TRUTHER CONSEQUENCES (From left) Luke Rudowski, Sabrina Rivera, and Manny Badillo are founding members of We Are Change
(Photo: Henrik Olund)
After Brzezinski did finally address the question—”I believe 9/11 was an Al Qaeda initiative, and has been correctly diagnosed”—a couple of “big security dudes,” as Rudkowski puts it, closed in. “They were literally grabbing the camera,” he says. “The guy had his two hands on me and I ducked and hit the door.” “Take the tape!” someone yells in the video. Rudkowski ran outside with the security agents on his tail. After dashing several blocks, he held the camera in front of his face, still loping along, and laughed. “Yeah, Brzezinski, you got yours!” he boasted into the lens, sounding a bit like a rapper taunting a rival.
The next day—after staying up until 5 a.m. to edit the tape at a friend’s house—he posted the footage on YouTube. Kudos began to pour in immediately. Among the impressed was Alex Jones, who saw the clip and invited Rudkowski on his show to recount the confrontation for his two million listeners. A reporter on Jones’s heavily trafficked website dubbed Rudkowski a true American hero and opined that “if there is to be any hope of stopping [them], we must all confront the globalists like Brzezinski everywhere they go.”
With that single incident, We Are Change, the 9/11 Truth activist group that Rudkowski had been struggling to build, took off.
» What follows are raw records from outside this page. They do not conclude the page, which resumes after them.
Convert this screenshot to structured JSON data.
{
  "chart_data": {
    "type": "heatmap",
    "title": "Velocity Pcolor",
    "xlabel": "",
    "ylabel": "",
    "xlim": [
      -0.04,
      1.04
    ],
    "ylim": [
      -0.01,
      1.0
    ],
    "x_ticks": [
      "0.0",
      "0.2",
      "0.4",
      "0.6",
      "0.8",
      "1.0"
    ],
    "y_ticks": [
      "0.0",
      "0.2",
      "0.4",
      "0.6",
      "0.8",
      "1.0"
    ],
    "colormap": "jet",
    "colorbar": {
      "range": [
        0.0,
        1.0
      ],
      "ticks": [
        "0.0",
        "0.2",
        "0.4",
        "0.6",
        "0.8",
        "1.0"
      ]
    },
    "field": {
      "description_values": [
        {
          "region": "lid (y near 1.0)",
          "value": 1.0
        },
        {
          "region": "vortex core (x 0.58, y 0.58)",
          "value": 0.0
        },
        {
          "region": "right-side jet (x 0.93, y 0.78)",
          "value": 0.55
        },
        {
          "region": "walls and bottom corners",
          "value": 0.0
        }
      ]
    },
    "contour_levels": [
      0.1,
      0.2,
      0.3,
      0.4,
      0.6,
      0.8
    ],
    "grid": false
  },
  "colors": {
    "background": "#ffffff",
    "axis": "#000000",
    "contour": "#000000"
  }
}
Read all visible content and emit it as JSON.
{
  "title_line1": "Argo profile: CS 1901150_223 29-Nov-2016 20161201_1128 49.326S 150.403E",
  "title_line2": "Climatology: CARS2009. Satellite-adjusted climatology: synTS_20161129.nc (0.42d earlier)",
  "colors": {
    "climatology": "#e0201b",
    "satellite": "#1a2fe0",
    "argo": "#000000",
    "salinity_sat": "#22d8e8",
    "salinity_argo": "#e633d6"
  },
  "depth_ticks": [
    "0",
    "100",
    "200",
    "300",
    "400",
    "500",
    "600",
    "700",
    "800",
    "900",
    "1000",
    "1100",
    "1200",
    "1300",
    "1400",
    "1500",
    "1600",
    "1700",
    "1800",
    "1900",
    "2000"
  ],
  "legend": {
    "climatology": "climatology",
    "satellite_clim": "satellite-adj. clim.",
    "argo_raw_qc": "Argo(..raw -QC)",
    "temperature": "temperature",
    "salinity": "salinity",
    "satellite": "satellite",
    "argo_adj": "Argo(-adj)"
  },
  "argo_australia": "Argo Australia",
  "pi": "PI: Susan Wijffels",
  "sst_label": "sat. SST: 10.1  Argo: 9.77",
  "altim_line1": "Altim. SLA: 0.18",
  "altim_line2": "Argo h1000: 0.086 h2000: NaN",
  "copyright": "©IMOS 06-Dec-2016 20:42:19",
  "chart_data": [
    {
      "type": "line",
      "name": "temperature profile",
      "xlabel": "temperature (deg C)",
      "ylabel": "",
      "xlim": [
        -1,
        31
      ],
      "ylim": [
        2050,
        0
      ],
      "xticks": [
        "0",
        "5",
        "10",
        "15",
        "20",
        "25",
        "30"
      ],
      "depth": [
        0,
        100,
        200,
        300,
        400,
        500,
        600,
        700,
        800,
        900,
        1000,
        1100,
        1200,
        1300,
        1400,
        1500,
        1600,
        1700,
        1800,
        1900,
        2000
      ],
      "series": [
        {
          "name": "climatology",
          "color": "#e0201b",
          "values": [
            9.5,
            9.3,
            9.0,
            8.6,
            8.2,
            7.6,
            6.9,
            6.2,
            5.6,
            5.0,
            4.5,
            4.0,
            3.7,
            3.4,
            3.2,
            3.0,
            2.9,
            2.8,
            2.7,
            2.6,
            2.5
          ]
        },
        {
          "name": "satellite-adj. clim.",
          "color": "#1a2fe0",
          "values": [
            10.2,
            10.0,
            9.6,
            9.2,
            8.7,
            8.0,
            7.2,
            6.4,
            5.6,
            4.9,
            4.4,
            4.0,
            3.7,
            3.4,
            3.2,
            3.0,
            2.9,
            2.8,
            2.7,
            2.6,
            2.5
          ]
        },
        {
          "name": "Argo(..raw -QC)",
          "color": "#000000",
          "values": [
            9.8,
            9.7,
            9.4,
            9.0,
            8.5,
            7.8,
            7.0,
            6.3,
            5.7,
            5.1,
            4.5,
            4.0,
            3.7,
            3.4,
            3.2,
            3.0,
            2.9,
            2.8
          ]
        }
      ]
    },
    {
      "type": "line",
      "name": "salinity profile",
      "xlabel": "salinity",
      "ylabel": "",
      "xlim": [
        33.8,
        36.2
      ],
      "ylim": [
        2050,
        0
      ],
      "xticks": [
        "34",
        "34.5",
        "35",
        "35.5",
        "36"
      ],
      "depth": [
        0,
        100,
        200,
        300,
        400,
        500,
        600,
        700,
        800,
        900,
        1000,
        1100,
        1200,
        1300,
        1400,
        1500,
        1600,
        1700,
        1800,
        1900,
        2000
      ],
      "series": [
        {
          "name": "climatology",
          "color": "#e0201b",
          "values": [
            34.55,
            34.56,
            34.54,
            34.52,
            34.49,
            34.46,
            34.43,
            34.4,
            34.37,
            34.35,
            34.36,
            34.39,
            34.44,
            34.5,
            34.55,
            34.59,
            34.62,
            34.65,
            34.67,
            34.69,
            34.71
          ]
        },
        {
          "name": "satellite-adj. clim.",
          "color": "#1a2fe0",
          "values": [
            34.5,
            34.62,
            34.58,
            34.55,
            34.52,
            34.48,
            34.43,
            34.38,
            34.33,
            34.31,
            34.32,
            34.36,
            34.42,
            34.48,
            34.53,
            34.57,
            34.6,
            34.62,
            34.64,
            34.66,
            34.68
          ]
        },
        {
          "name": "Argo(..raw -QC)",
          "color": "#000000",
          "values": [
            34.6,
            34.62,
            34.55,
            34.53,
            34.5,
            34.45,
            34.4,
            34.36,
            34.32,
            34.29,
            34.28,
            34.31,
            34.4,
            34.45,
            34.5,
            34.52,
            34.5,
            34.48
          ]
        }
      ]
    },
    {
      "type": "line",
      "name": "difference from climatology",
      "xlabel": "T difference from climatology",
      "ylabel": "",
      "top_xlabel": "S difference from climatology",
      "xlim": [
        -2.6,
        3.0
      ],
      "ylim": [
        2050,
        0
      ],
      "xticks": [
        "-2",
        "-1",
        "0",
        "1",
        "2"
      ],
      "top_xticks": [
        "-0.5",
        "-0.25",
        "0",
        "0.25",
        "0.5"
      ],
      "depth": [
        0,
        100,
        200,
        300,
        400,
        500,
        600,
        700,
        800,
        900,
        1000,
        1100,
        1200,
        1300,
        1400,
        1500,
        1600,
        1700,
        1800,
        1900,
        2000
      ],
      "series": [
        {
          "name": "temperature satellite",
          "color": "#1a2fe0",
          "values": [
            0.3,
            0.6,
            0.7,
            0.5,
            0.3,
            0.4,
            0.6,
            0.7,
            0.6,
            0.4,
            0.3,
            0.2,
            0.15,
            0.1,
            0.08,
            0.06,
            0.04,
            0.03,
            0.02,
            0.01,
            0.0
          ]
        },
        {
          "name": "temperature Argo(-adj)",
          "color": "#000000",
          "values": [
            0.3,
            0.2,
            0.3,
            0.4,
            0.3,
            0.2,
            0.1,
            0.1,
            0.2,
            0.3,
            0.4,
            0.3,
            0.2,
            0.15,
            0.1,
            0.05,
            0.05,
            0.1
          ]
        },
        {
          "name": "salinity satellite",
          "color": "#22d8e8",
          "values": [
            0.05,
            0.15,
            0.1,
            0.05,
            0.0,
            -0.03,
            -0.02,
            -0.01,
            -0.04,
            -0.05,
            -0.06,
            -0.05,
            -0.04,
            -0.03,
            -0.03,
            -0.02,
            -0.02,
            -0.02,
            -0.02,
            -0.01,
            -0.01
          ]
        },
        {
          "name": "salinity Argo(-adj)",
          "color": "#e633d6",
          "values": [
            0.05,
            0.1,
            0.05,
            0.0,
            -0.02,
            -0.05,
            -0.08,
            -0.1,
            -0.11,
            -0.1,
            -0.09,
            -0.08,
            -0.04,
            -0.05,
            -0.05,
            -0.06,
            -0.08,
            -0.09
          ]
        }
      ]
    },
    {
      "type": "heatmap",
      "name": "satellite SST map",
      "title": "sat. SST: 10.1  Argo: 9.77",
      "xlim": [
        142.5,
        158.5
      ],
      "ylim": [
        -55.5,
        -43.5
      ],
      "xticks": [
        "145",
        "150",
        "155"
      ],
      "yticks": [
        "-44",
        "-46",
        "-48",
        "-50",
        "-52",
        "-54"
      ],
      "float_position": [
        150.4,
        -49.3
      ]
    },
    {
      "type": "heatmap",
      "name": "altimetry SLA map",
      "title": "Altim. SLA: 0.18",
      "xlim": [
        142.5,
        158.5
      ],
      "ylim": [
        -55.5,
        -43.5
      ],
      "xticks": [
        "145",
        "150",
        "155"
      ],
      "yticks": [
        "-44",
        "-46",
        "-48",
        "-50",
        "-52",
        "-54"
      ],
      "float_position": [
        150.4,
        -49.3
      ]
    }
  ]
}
The day of the Brzezinski confrontation, it had one chapter, a handful of members, and no money. Within a few months, it had grown to 27 chapters, including ones in the UK, Canada, and Ireland, and was successfully orchestrating a media campaign that grabbed headlines week in and week out.
Rudkowski and his cohorts are not the only ones suspicious of the official story of 9/11. According to polls by Scripps Howard, Radar, and others, nearly 40 percent of Americans believe that the government conspired in, or had precise foreknowledge of, the 9/11 attacks. Despite the fact that they outnumber both registered Democrats and Republicans, they tend to be invisible in the mainstream media. But the activist fringe of this demographic, the so-called 9/11 Truth movement, has recently become restless in its status. Rudkowski and his group, with Alex Jones’s guidance and encouragement, have spearheaded a high-profile publicity campaign that calls to mind tactics used by the savvy AIDS awareness organization Act Up in the 1980s. Following the Brzezinski confrontation, the group has scored a huge amount of major media exposure by cornering presidential candidates to demand answers about 9/11, playing elaborate pranks on Bill Clinton and others, and interrupting a live taping of the HBO series Real Time With Bill Maher. (They were kicked off the set by Maher himself.) Since Rudkowski and his cohorts consider the corporate media to be players in a vast whitewash, they are offering themselves as a ragtag and rowdy—but far more Truthful—competitor.
“The Brzezinski thing basically started We Are Change,” Rudkowski says now, with several months’ perspective and many other confrontations under his belt. “It started this whole mentality of taking a camera and demanding answers.”